In [1]:
import numpy as np
import pandas as pd
from typing import Dict, Tuple
from scipy import stats
from IPython.display import Image
from sklearn.datasets import load_iris, load_boston
from sklearn.feature_extraction.text import CountVectorizer, TfidfVectorizer
from sklearn.model_selection import train_test_split
from sklearn.neighbors import KNeighborsRegressor, KNeighborsClassifier
from sklearn.linear_model import LogisticRegression
from sklearn.model_selection import GridSearchCV, RandomizedSearchCV
from sklearn.metrics import accuracy_score, balanced_accuracy_score
from sklearn.metrics import precision_score, recall_score, f1_score, classification_report
from sklearn.naive_bayes import ComplementNB
from sklearn.metrics import confusion_matrix
from sklearn.model_selection import cross_val_score
from sklearn.pipeline import Pipeline
from sklearn.metrics import mean_absolute_error, mean_squared_error, mean_squared_log_error, median_absolute_error, r2_score 
from sklearn.metrics import roc_curve, roc_auc_score
from sklearn.svm import SVC, NuSVC, LinearSVC, OneClassSVM, SVR, NuSVR, LinearSVR
import seaborn as sns
import matplotlib.pyplot as plt
%matplotlib inline 
sns.set(style="ticks")

In [2]:
def accuracy_score_for_classes(
    y_true: np.ndarray, 
    y_pred: np.ndarray) -> Dict[int, float]:
    """
    Вычисление метрики accuracy для каждого класса
    y_true - истинные значения классов
    y_pred - предсказанные значения классов
    Возвращает словарь: ключ - метка класса, 
    значение - Accuracy для данного класса
    """
    # Для удобства фильтрации сформируем Pandas DataFrame 
    d = {'t': y_true, 'p': y_pred}
    df = pd.DataFrame(data=d)
    # Метки классов
    classes = np.unique(y_true)
    # Результирующий словарь
    res = dict()
    # Перебор меток классов
    for c in classes:
        # отфильтруем данные, которые соответствуют 
        # текущей метке класса в истинных значениях
        temp_data_flt = df[df['t']==c]
        # расчет accuracy для заданной метки класса
        temp_acc = accuracy_score(
            temp_data_flt['t'].values, 
            temp_data_flt['p'].values)
        # сохранение результата в словарь
        res[c] = temp_acc
    return res

def print_accuracy_score_for_classes(
    y_true: np.ndarray, 
    y_pred: np.ndarray):
    """
    Вывод метрики accuracy для каждого класса
    """
    accs = accuracy_score_for_classes(y_true, y_pred)
    if len(accs)>0:
        print('Метка \t Accuracy')
    for i in accs:
        print('{} \t {}'.format(i, accs[i]))

In [8]:
df = pd.read_csv('imdb_sup.csv')
df

Unnamed: 0,Review,Rating,Sentiment
0,"Kurt Russell's chameleon-like performance, cou...",10,1
1,It was extremely low budget(it some scenes it ...,8,1
2,James Cagney is best known for his tough chara...,8,1
3,"Following the brilliant ""Goyôkiba"" (aka. ""Hanz...",8,1
4,One of the last classics of the French New Wav...,10,1
...,...,...,...
49995,(spoiler) it could be the one the worst movie ...,4,0
49996,"So, you've seen the Romero movies, yes?
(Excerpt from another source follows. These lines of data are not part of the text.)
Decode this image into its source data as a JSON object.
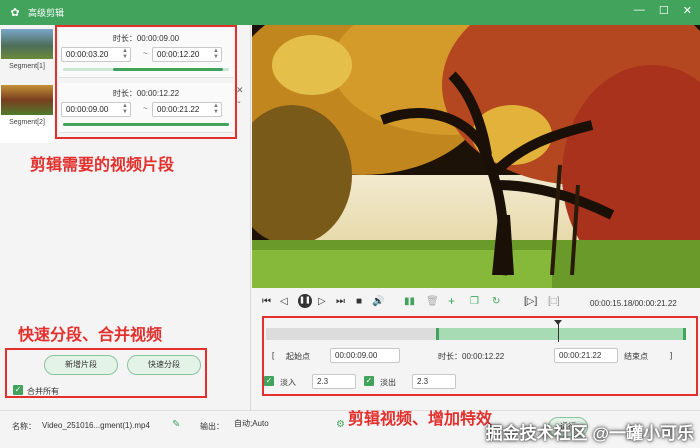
{
  "window": {
    "title": "高级剪辑",
    "minimize": "—",
    "maximize": "☐",
    "close": "✕"
  },
  "segments": [
    {
      "label": "Segment[1]",
      "duration": "时长：00:00:09.00",
      "start": "00:00:03.20",
      "end": "00:00:12.20"
    },
    {
      "label": "Segment[2]",
      "duration": "时长：00:00:12.22",
      "start": "00:00:09.00",
      "end": "00:00:21.22"
    }
  ],
  "annotations": {
    "segments_note": "剪辑需要的视频片段",
    "split_merge_note": "快速分段、合并视频",
    "edit_note": "剪辑视频、增加特效"
  },
  "left_actions": {
    "add_segment": "新增片段",
    "quick_split": "快速分段",
    "merge_all": "合并所有"
  },
  "player": {
    "time": "00:00:15.18/00:00:21.22"
  },
  "trim": {
    "start_label": "起始点",
    "start_value": "00:00:09.00",
    "duration": "时长：00:00:12.22",
    "end_value": "00:00:21.22",
    "end_label": "结束点"
  },
  "effects": {
    "fade_in_label": "淡入",
    "fade_in_value": "2.3",
    "fade_out_label": "淡出",
    "fade_out_value": "2.3"
  },
  "bottom": {
    "name_label": "名称：",
    "name_value": "Video_251016...gment(1).mp4",
    "output_label": "输出：",
    "output_value": "自动;Auto",
    "run_label": "运行"
  },
  "watermark": "掘金技术社区 @一罐小可乐",
  "colors": {
    "accent": "#41a35c",
    "annotation": "#e2302d"
  }
}
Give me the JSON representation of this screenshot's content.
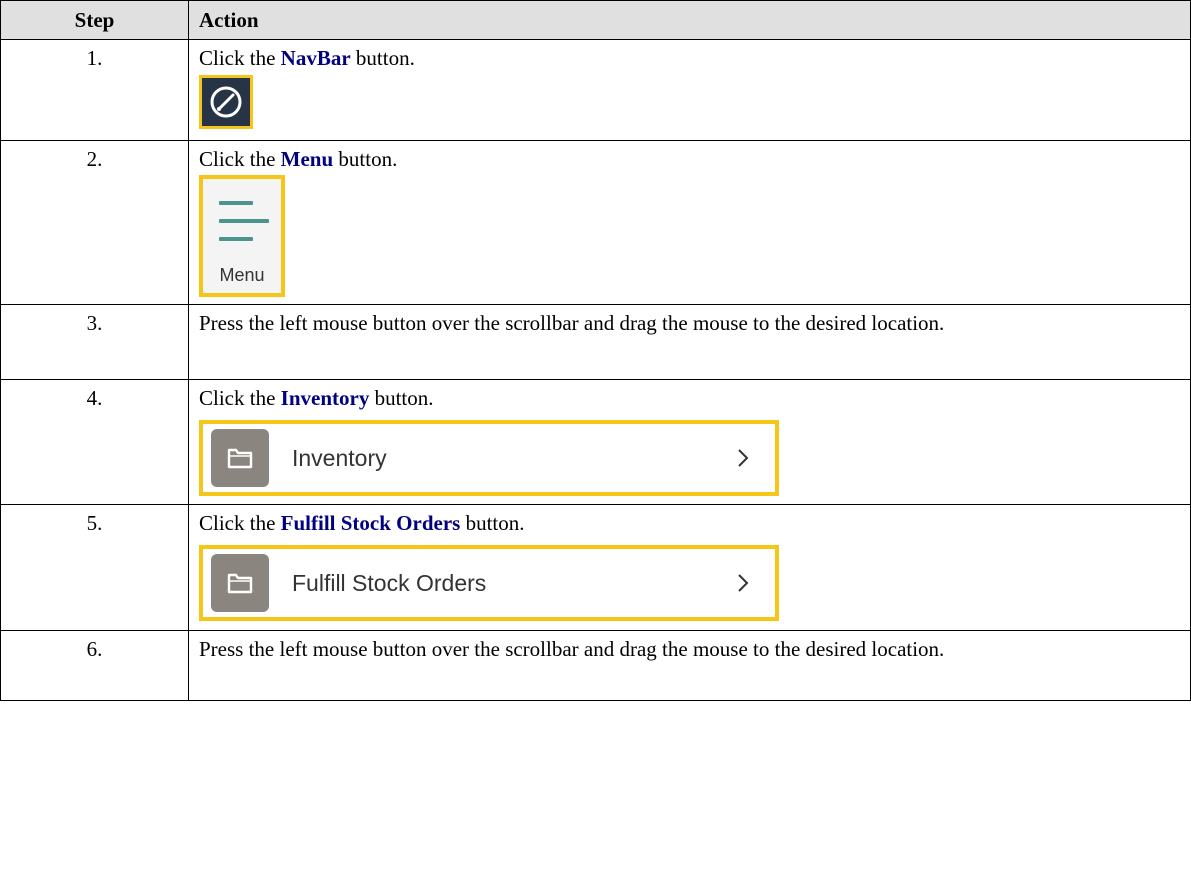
{
  "header": {
    "step": "Step",
    "action": "Action"
  },
  "steps": [
    {
      "num": "1.",
      "pre": "Click the ",
      "kw": "NavBar",
      "post": " button.",
      "visual": "navbar-icon"
    },
    {
      "num": "2.",
      "pre": "Click the ",
      "kw": "Menu",
      "post": " button.",
      "visual": "menu-icon",
      "visual_label": "Menu"
    },
    {
      "num": "3.",
      "text": "Press the left mouse button over the scrollbar and drag the mouse to the desired location."
    },
    {
      "num": "4.",
      "pre": "Click the ",
      "kw": "Inventory",
      "post": " button.",
      "visual": "folder-icon",
      "visual_label": "Inventory"
    },
    {
      "num": "5.",
      "pre": "Click the ",
      "kw": "Fulfill Stock Orders",
      "post": " button.",
      "visual": "folder-icon",
      "visual_label": "Fulfill Stock Orders"
    },
    {
      "num": "6.",
      "text": "Press the left mouse button over the scrollbar and drag the mouse to the desired location."
    }
  ],
  "colors": {
    "highlight": "#f5c518",
    "keyword": "#000080",
    "navbar_bg": "#263445",
    "menu_bar": "#4d938e",
    "folder": "#8b8580"
  }
}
And yo...",1,0
49997,Just listen to the Broadway cast album and to ...,3,0
49998,I have been a fan of the Carpenters for a long...,3,0


In [32]:
text_df = df[37000:38000].reset_index()
text_df.drop('Rating', axis=1, inplace=True)
text_df

Unnamed: 0,index,Review,Sentiment
0,37000,Nicely done evil little comedy pitting the FBI...,1
1,37001,"Dead Man Walking, absolutely brilliant, in tea...",1
2,37002,"Alfred Hitchcock's remake of ""The Man Who Who ...",1
3,37003,"Exclusively for Coop's lovers, though Clint Ea...",1
4,37004,"Minor Spoilers<br /><br />In Chicago, Grace Be...",1
...,...,...,...
995,37995,"Firstly, I am a huge fan of crap films. B grad...",0
996,37996,"Alright, we start in the office of a shrink, a...",0
997,37997,"Decent but overrated dramatic thriller, film a...",0
998,37998,Old bat transforms to younger OK looking girl ...,0


In [33]:
text_df.shape

(1000, 3)

In [34]:
text_df['Sentiment'].unique()

array([1, 0])

Наш целевой признак - столбец Sentiment, который имеет всего 2 значения: 1 - если комментарий о фильме был положительным и 0 - если комментарий о фильме был отрицательным

In [39]:
vocab_list = text_df['Review'].tolist()

In [40]:
vocabVect = CountVectorizer()
vocabVect.fit(vocab_list)
corpusVocab = vocabVect.vocabulary_
print('Количество сформированных признаков - {}'.format(len(corpusVocab)))

Количество сформированных признаков - 17754


In [41]:
for i in list(corpusVocab)[0:10]:
    print('{}={}'.format(i, corpusVocab[i]))

nicely=10722
done=4738
evil=5503
little=9293
comedy=3148
pitting=11790
the=15853
fbi=5846
against=543
organized=11129


# Векторизация признаков на основе CountVectorizer
Подсчитывает количество слов словаря, входящих в данный текст

In [42]:
test_features = vocabVect.transform(vocab_list)

In [43]:
test_features

<1000x17754 sparse matrix of type '<class 'numpy.int64'>'
	with 137483 stored elements in Compressed Sparse Row format>

In [44]:
test_features.todense()

matrix([[0, 0, 0, ..., 0, 0, 0],
        [0, 0, 0, ..., 0, 0, 0],
        [0, 0, 0, ..., 0, 0, 0],
        ...,
        [0, 0, 0, ..., 0, 0, 0],
        [0, 0, 0, ..., 0, 0, 0],
        [0, 0, 0, ..., 0, 0, 0]])

In [45]:
# Размер нулевой строки
len(test_features.todense()[0].getA1())

17754

In [46]:
# Непустые значения нулевой строки
[i for i in test_features.todense()[0].getA1() if i>0]

[1,
 1,
 1,
 1,
 1,
 1,
 1,
 1,
 1,
 1,
 1,
 1,
 1,
 1,
 1,
 1,
 1,
 1,
 1,
 1,
 1,
 1,
 1,
 1,
 1,
 1,
 1,
 1,
 7,
 1,
 1,
 1,
 1,
 2]

# Векторизация признаков на основе TfidfVectorizer
Вычисляет специфичность текста в корпусе текстов на основе метрики TF-IDF

In [47]:
tfidfv = TfidfVectorizer(ngram_range=(1,2))
tfidf_ngram_features = tfidfv.fit_transform(vocab_list)
tfidf_ngram_features

<1000x136925 sparse matrix of type '<class 'numpy.float64'>'
	with 350007 stored elements in Compressed Sparse Row format>

In [48]:
tfidf_ngram_features.todense()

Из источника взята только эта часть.